5

I am looking to finalize on Big table vs Big Query for my usecase of timeseries data.

I had gone through https://cloud.google.com/bigtable/docs/schema-design-time-series

This is for storing an Omniture data which contains information like website visitor key(some Long key), his cookie id(some Long key), timestamp series data web hits for his IP, cookie

What can be used as the rowkey for Big table? I cannot be using timestamp or CookieId as a prefix, as I learn from the best practices. But should have an identifier(preferably alphabet?) and then followed by timeseries suffix. The data has a volume of 500 Million with 52 columns stored in SQL table today. I think the data might be updated based on OLTP processing. But the table would be later queried on timeseries data for like OLAP processing.

a) Would Big table would be a best option here, or should I be using Big Query since just querying later based on timeseries data would help me more? b) If using Big table, what would be the best row key, since timeseries is the only meaning filter i see for my data. I believe, using other fields in the table like visitorkey, cookieid ids(Long ids) as prefix with timestamp would still cause entire data to be filling up 1 node in Bigtable, instead of distributing.

Please let me know.

Roshan Fernando
  • 407
  • 6
  • 24
  • 2
    I may be a noob to this but we had the same sort of question a few months ago here where I work. We concluded that BigTable is more for production applications that need fast retrieval, not so much of analytics use cases. It looks like you're looking for a Data Science type of case. I suggest BigQuery. If you need the results in production you can probably think of BigTable as a part of the architecture but not as the data warehouse – FKrauss Sep 19 '18 at 08:38
  • 1
    Yes, my usecase is for Data warehouse/Science. I am of the same view to use BigQuery, – Roshan Fernando Sep 19 '18 at 14:05
  • 2
    FKrauss - indeed we often see people use Bigtable as part of the production architecture, but not the data warehouse/query system. My answer goes into a few more details on why, which you may find interesting! I just want to push back a bit on the idea that Bigtable isn't for analytics use cases. It certainly is! But it's more in the model of large scale MapReduce- or Dataflow-based analytics, since as you've discovered it doesn't always conform well to more SQL-y workloads. – Douglas McErlean Sep 19 '18 at 14:16

1 Answers1

9

(I'm an engineer on the Cloud Bigtable Team)

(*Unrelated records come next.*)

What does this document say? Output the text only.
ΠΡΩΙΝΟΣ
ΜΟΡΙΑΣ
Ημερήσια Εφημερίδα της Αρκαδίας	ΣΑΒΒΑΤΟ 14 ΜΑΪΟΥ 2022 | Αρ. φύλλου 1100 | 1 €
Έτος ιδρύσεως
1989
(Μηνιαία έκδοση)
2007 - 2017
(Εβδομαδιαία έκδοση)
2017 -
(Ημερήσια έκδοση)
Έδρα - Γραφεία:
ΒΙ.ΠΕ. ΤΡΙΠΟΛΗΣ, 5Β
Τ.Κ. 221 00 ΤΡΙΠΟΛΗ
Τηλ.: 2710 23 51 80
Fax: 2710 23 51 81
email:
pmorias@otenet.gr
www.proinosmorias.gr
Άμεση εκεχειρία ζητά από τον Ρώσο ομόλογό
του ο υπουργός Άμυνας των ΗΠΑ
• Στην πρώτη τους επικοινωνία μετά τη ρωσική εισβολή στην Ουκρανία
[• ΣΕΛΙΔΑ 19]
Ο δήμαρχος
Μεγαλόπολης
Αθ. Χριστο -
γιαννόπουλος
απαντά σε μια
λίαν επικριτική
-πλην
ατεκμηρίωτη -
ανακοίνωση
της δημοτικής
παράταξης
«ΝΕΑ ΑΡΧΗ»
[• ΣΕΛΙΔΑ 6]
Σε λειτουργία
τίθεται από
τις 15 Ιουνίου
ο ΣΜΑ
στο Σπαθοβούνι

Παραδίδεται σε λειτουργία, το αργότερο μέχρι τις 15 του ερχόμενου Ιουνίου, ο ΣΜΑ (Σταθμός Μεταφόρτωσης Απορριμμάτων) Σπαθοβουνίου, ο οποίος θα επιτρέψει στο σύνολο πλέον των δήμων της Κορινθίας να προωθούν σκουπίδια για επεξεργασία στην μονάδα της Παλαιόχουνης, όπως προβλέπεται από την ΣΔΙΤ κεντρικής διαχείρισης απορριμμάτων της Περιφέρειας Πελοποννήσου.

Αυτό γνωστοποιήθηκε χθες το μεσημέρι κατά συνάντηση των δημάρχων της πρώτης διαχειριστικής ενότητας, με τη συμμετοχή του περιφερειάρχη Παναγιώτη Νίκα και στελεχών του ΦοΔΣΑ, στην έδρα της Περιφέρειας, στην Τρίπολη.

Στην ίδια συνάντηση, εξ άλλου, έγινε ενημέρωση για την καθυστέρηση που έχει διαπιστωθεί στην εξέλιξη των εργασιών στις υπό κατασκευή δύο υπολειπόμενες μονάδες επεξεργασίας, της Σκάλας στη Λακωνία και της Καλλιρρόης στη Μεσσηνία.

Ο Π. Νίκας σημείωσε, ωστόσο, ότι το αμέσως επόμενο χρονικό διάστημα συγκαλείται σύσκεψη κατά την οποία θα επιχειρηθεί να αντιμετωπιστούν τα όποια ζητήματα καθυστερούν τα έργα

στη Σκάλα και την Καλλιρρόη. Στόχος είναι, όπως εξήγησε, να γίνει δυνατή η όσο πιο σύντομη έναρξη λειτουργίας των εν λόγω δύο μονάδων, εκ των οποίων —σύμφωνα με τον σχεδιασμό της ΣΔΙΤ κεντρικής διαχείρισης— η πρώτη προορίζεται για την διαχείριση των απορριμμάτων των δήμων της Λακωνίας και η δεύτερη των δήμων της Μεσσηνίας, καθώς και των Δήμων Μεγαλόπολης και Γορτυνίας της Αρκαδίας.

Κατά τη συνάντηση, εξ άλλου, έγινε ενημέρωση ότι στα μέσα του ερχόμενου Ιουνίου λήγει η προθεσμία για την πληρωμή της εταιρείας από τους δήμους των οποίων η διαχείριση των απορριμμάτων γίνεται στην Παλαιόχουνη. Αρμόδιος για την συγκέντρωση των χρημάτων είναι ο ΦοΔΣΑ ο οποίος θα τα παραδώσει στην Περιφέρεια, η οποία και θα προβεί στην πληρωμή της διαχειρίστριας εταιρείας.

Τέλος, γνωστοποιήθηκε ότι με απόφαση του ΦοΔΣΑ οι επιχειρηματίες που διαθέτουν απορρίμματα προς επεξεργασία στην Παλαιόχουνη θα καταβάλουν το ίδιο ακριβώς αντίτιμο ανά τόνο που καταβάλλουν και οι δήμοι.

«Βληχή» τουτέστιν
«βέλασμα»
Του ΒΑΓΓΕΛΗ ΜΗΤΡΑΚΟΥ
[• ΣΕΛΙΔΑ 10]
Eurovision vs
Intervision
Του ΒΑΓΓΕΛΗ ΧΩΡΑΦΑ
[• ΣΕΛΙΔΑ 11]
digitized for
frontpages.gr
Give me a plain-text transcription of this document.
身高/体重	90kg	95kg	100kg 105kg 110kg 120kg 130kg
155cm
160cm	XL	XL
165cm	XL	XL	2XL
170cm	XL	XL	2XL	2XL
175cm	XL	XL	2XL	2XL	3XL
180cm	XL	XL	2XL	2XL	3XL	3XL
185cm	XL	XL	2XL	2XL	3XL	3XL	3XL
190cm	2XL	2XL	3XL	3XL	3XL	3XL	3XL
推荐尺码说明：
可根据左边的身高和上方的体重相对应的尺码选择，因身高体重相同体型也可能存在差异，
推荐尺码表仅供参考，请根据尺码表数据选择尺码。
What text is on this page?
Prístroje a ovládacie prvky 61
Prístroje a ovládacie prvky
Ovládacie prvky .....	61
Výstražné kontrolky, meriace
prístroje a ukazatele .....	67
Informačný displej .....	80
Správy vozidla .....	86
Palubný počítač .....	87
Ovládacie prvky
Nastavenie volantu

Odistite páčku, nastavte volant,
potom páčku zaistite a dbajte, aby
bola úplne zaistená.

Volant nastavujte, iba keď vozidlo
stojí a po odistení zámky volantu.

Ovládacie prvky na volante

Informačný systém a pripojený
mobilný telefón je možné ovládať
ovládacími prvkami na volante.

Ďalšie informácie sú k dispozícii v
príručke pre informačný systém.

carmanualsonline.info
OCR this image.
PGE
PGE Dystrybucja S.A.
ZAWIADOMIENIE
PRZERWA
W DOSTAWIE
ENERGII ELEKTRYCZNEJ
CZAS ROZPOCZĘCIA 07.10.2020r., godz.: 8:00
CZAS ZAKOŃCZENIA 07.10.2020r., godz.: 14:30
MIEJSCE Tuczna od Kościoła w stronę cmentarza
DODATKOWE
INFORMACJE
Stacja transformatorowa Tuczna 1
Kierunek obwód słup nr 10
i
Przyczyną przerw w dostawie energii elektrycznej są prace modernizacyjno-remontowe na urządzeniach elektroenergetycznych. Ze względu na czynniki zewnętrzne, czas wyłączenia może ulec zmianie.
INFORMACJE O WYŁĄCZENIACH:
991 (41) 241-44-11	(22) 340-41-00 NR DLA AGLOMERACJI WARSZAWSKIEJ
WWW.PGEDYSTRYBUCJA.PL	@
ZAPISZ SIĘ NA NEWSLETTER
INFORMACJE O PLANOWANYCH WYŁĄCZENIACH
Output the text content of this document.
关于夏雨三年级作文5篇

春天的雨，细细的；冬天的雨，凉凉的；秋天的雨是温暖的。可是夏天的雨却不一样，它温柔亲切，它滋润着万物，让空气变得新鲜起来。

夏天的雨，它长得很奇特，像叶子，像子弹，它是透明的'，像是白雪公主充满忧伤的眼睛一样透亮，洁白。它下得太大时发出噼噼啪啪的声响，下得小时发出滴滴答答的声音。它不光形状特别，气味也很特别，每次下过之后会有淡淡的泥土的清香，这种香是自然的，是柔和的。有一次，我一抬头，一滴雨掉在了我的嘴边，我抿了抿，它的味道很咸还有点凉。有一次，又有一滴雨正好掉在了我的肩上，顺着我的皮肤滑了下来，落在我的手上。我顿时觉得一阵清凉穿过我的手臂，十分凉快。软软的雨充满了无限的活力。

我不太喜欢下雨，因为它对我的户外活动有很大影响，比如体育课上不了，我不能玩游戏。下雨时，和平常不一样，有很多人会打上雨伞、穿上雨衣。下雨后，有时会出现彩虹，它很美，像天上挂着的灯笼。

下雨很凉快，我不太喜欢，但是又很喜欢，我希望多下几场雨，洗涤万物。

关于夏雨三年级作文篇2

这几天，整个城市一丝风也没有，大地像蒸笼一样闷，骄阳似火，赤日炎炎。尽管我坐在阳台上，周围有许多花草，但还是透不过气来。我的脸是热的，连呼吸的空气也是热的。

As you've discovered from our docs, the row key format is the biggest decision you make when using Bigtable, as it determines which access patterns can be performed efficiently. Using visitorKey + cookie as a prefix before the timestamp sounds to me like it would avoid hotspotting issues, as there are almost certainly many more visitors to your site than there would be nodes in your cluster. Bigtable serves these sorts of time-series use cases all the time!

However, you're also coming from a SQL architecture, which isn't always a good fit for Bigtable's schema/query model. So here are some questions to get you started:

  • Are you planning to perform lots of ad hoc queries like "SELECT A FROM Bigtable WHERE B=x"? If so, strongly prefer BigQuery. Bigtable can't support this query without performing a full table scan. And in general Bigtable is geared more towards streaming back a simple subset of the data quickly, say, to a Dataflow job, rather than embedding complex processing in the queries themselves.
  • Will you require multi-row OLTP transactions? Again, use BigQuery, as Bigtable only supports transactions within a single row.
  • Are you streaming in new events at high QPS? Bigtable is much better for these sorts of high-volume updates. Remember that Bigtable's original purpose was as a random access sink for web crawler updates in Google's search index!
  • Do you want to perform any sort of large-scale complex transformations on the data? Again, Bigtable is likely better here, as you can stream data out and back in faster and let custom business logic in a Dataflow job do whatever you want to it.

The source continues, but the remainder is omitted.